Fluffy Scrambled Eggs: A Mystery

Fluffy Scrambled Eggs: A Mystery

After our post of a few days ago, inquiring about the best way to make thick cookies, one reader was so impressed with the overwhelming response from innkeepers she brought us a question of her own.

How can I make my scrambled eggs fluffy?’

That’s a mystery to us, and making fluffy eggs is what separates the guests from the innkeepers. Is it a matter of physics, or the touch of a master chef? It isn’t easy! If anyone is able to give a good answer to this question, it would be the inn keeping community. Diner owners may be the only other group on the planet with as much experience cooking perfect eggs as innkeepers.

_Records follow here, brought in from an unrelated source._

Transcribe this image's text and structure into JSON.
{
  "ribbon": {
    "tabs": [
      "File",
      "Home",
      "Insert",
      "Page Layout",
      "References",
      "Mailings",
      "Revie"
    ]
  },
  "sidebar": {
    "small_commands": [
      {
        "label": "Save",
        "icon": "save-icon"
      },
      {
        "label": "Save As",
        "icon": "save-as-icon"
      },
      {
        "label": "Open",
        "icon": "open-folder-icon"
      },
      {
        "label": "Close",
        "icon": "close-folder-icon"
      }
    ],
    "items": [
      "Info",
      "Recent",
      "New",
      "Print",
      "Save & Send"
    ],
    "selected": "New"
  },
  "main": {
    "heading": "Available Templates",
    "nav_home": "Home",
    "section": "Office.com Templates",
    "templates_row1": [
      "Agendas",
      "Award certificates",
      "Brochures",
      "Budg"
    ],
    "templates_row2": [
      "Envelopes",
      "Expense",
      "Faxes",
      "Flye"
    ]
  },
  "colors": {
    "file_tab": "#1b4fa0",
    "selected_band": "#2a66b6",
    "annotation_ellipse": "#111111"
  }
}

The best eggs I’ve had were at the Short Stop Diner somewhere in the wilds of New Jersey. They were famous for serving ‘Eggs in the Skillet’, which is a wonderful novelty to a child. Just don’t grab the handle! They had fluffy eggs, and I think their secret was the 2-3 pounds of butter per egg in each skillet.

What are the most popular ways that guests at B&Bs enjoy them? Is it regional? Here in NYC, a scrambled egg sandwich comes standard with salt, pepper and ketchup, but I know in other parts of the country it’s hot sauce. Until receiving this question, we had never really pondered the breadth, depth and usefulness of eggs, especially to innkeepers.